From 50 years of our overstocked archives

Sam Smith, 2003This is issue is coming to you from the emergency center of the Progressive Review, just six blocks from the U.S. Capitol, where - more than two days after the snow started falling - the major arterial of East Capitol Street has yet to be plowed.

Your editor has spent much of this holiday weekend searching in vain for the "massive snow storm" promised him by Channel 5. In fact, the best I could come up with - absent cheating by measuring drifts - was a moderately impressive 13" in my back yard.

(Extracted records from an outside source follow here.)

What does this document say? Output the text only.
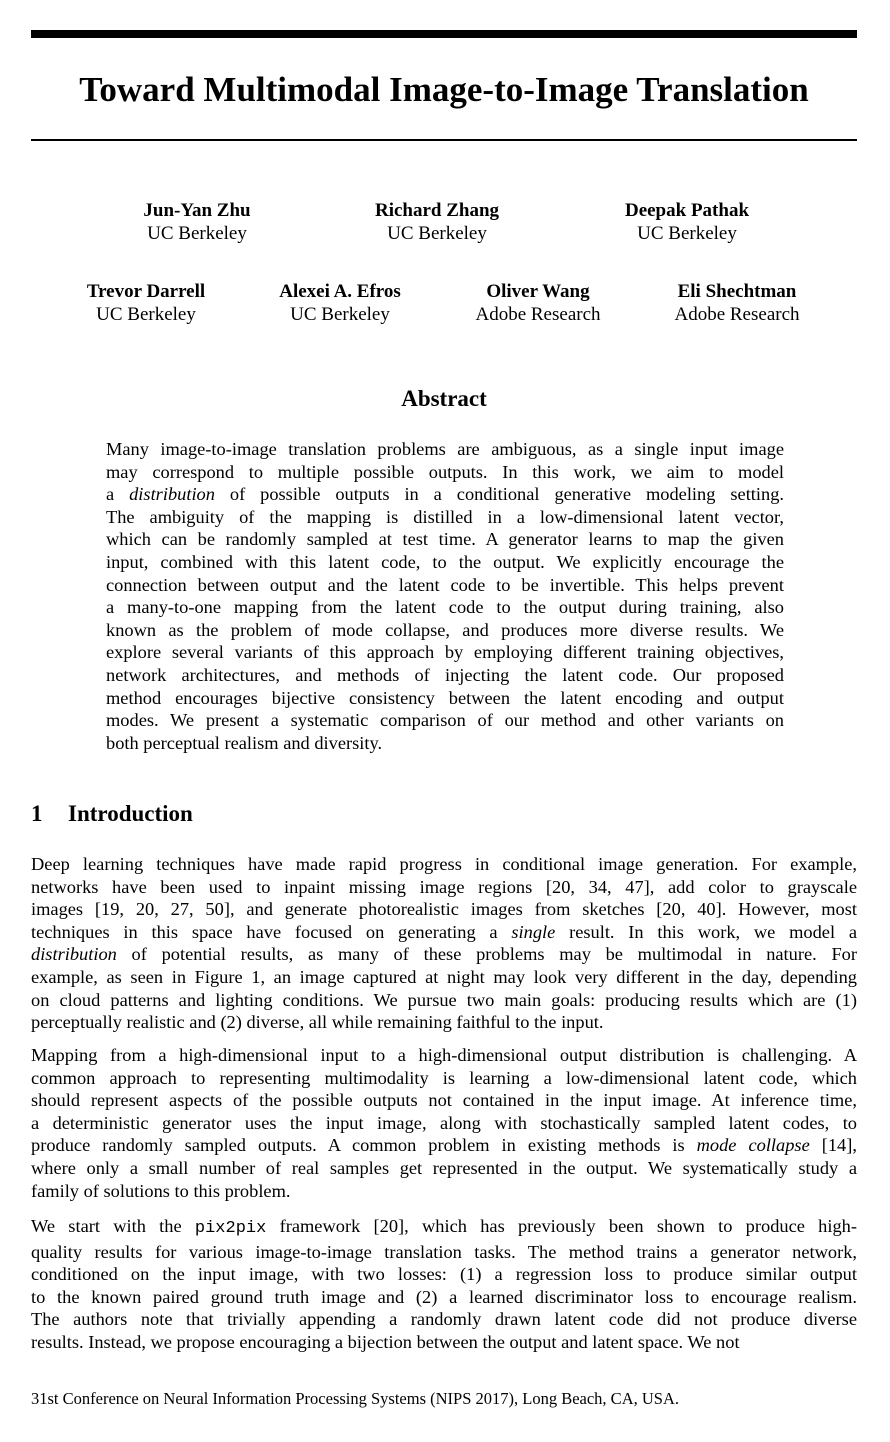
Toward Multimodal Image-to-Image Translation
Jun-Yan Zhu
UC Berkeley
Richard Zhang
UC Berkeley
Deepak Pathak
UC Berkeley
Trevor Darrell
UC Berkeley
Alexei A. Efros
UC Berkeley
Oliver Wang
Adobe Research
Eli Shechtman
Adobe Research
Abstract
Many image-to-image translation problems are ambiguous, as a single input image
may correspond to multiple possible outputs. In this work, we aim to model
a distribution of possible outputs in a conditional generative modeling setting.
The ambiguity of the mapping is distilled in a low-dimensional latent vector,
which can be randomly sampled at test time. A generator learns to map the given
input, combined with this latent code, to the output. We explicitly encourage the
connection between output and the latent code to be invertible. This helps prevent
a many-to-one mapping from the latent code to the output during training, also
known as the problem of mode collapse, and produces more diverse results. We
explore several variants of this approach by employing different training objectives,
network architectures, and methods of injecting the latent code. Our proposed
method encourages bijective consistency between the latent encoding and output
modes. We present a systematic comparison of our method and other variants on
both perceptual realism and diversity.
1 Introduction
Deep learning techniques have made rapid progress in conditional image generation. For example,
networks have been used to inpaint missing image regions [20, 34, 47], add color to grayscale
images [19, 20, 27, 50], and generate photorealistic images from sketches [20, 40]. However, most
techniques in this space have focused on generating a single result. In this work, we model a
distribution of potential results, as many of these problems may be multimodal in nature. For
example, as seen in Figure 1, an image captured at night may look very different in the day, depending
on cloud patterns and lighting conditions. We pursue two main goals: producing results which are (1)
perceptually realistic and (2) diverse, all while remaining faithful to the input.
Mapping from a high-dimensional input to a high-dimensional output distribution is challenging. A
common approach to representing multimodality is learning a low-dimensional latent code, which
should represent aspects of the possible outputs not contained in the input image. At inference time,
a deterministic generator uses the input image, along with stochastically sampled latent codes, to
produce randomly sampled outputs. A common problem in existing methods is mode collapse [14],
where only a small number of real samples get represented in the output. We systematically study a
family of solutions to this problem.
We start with the pix2pix framework [20], which has previously been shown to produce high-
quality results for various image-to-image translation tasks. The method trains a generator network,
conditioned on the input image, with two losses: (1) a regression loss to produce similar output
to the known paired ground truth image and (2) a learned discriminator loss to encourage realism.
The authors note that trivially appending a randomly drawn latent code did not produce diverse
results. Instead, we propose encouraging a bijection between the output and latent space. We not
31st Conference on Neural Information Processing Systems (NIPS 2017), Long Beach, CA, USA.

Anyway, the problem with snow in Washington is not the precipitation but the difficulty in removing it. Some years back, when Marion Barry was mayor and I was not yet on the Washington Post's blacklist, I was asked by the paper to write an Outlook section piece about a recent storm. I decided to compare Washington's snow removal with that of another town I knew well, Freeport, Maine. As it turned out, Freeport had one percent of Washington's population but ten percent of its road mileage. If memory serves, Freeport did the job with five trucks while it took 150 in DC - or three times as many per mile.

In the most recent storm the figure for DC was up to 300 trucks with plows although the city's geography hasn't expanded in the interval. This would mean that it now takes six times as many trucks per mile to clean a Washington street than it took to clean a Freeport road a decade ago.

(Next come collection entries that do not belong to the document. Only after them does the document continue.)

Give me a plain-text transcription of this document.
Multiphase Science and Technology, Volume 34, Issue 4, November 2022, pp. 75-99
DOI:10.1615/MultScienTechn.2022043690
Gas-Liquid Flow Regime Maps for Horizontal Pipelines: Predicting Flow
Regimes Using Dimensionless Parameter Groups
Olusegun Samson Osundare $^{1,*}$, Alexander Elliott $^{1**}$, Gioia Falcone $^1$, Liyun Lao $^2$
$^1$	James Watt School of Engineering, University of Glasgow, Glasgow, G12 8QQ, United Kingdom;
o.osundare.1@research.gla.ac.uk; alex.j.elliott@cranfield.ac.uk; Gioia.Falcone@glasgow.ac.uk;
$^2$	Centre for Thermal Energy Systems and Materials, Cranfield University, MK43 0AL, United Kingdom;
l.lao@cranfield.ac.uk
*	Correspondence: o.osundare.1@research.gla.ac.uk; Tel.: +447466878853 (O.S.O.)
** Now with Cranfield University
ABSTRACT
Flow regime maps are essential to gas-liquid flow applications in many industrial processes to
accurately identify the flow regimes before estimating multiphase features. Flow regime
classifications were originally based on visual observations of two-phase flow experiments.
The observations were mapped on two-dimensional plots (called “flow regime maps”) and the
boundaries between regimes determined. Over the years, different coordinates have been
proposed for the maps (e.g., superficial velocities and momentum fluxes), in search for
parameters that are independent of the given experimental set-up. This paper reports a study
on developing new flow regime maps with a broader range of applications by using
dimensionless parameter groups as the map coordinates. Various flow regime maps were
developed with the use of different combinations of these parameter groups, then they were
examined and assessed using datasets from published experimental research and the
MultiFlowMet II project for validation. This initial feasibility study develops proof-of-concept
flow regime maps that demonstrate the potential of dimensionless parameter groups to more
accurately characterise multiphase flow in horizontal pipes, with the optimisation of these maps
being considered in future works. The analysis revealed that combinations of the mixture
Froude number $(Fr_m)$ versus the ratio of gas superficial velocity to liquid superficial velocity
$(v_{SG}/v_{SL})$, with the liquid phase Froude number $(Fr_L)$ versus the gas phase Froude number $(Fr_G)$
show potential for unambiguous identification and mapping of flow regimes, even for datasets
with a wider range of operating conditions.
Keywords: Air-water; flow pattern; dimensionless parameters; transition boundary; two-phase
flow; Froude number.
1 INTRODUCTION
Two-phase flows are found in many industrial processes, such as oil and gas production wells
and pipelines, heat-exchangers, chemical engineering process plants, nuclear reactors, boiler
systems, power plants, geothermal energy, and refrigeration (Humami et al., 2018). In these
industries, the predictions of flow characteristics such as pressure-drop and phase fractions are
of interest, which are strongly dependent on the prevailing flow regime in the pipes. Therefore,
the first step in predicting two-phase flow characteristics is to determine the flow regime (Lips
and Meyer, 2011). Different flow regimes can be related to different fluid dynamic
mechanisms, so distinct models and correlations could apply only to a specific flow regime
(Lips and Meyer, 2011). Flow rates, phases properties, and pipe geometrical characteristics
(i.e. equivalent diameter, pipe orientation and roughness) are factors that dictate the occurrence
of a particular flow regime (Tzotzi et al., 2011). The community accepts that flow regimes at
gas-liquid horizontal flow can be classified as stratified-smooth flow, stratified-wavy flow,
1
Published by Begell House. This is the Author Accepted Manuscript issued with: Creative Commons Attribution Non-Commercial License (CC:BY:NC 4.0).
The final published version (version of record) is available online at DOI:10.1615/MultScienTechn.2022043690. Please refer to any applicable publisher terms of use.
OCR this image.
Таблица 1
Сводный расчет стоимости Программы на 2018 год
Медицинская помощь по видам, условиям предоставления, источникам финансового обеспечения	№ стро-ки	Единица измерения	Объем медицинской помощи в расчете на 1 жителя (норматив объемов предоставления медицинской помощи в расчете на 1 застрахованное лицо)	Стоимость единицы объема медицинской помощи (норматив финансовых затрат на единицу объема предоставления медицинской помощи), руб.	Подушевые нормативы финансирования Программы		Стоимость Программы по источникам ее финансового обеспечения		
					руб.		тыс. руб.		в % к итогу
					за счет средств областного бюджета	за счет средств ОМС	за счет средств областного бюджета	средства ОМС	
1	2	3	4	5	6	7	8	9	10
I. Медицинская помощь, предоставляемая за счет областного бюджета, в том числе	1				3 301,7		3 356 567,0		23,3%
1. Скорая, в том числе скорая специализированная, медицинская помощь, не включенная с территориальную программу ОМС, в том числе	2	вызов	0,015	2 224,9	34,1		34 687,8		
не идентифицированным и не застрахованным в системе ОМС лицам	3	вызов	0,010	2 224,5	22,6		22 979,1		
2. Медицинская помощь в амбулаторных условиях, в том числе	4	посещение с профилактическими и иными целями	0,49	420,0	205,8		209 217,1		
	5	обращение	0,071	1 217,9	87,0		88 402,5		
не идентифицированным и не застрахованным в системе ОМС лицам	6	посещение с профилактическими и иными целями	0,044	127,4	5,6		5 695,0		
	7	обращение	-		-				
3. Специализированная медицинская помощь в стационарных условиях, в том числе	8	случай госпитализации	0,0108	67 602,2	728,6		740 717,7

Admittedly things are a bit simpler in Freeport and there are not as many cars parked where they shouldn't be. Further the pace is decidedly slower. I once got a call from the local highway director who wanted a meeting. I invited him over for coffee and after a half hour of discussing the interesting irrelevancies of day he laid out his problem: would I mind if he cut a few alders that were blocking the view around a curve?

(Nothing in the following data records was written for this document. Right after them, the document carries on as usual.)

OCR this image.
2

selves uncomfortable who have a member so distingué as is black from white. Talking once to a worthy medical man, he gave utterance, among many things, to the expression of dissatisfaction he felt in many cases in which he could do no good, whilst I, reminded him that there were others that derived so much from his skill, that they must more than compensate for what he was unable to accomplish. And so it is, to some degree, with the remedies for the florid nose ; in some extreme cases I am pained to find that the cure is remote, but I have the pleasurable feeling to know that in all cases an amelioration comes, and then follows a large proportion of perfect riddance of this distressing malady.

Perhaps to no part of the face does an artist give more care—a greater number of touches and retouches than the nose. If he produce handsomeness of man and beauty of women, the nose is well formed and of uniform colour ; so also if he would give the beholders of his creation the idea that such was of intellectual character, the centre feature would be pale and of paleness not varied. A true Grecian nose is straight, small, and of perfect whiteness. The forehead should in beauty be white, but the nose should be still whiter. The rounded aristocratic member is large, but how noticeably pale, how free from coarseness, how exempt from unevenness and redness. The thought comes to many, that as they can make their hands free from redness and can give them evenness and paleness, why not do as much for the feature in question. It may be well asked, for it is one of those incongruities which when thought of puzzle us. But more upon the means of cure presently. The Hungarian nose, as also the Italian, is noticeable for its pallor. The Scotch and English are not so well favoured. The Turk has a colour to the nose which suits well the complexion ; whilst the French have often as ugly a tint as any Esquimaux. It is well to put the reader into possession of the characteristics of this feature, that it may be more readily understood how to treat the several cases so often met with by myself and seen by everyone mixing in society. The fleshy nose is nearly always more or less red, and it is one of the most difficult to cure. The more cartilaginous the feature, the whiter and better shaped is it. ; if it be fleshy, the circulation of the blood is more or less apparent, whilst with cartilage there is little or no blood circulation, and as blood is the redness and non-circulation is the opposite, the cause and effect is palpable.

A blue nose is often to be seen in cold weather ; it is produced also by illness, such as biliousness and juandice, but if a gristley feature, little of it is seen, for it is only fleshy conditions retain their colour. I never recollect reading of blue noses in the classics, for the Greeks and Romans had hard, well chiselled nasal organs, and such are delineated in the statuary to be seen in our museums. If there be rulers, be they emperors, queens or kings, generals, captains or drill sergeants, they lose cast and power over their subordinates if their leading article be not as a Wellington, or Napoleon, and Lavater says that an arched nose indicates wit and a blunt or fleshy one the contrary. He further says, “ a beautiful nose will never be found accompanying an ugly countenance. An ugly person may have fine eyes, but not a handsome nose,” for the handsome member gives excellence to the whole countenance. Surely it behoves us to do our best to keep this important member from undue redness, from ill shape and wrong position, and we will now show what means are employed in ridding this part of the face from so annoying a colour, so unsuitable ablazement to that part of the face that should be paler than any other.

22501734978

Still, a road is a road and snow is snow whether they're in Washington or Maine. Something else has definitely happened over both time and space to make it much harder to plow a path - and it isn't the weather.

My suspicion is that snowplowing, like everything else in this fair city, is being over-managed. That would explain a snow plow going down a street with a supervisor's pickup truck ahead or three plows moving ad seriatim down an already well plowed street. Fortunately, however, the mayor was in Puerto Rico when the storm broke so he didn't have time for his normal response to crisis: which would have been to call a 'town meeting' to seek input on outputting the snow.

There is at least six degrees of separation between DC's winter practices and the small town plowers given 20 or 30 miles to clear and not to come back until it's done. It is not that the latter are more competent, it is just that their local governments have more trust in their competency so the whole operation is much simpler.

As in public education and other government matters, we are spending enormous sums to make sure nothing goes wrong but in fact are just increasing the number of people able to screw things up.

There are certain jobs that do not lend themselves to the bureaucratic pyramid - they are jobs in which employees carry most of the capacity for good or evil in their own skill, judgment and ethical standards. Jobs like teaching school, patrolling a beat, or plowing a street. Training makes them better; bureaucratic systems rarely do.

It is something that Washington doesn't understand at all, which is why I will remain in the Review's emergency center save for an occasional visit to the Congress Market or Jimmy T's grill until it all blows over.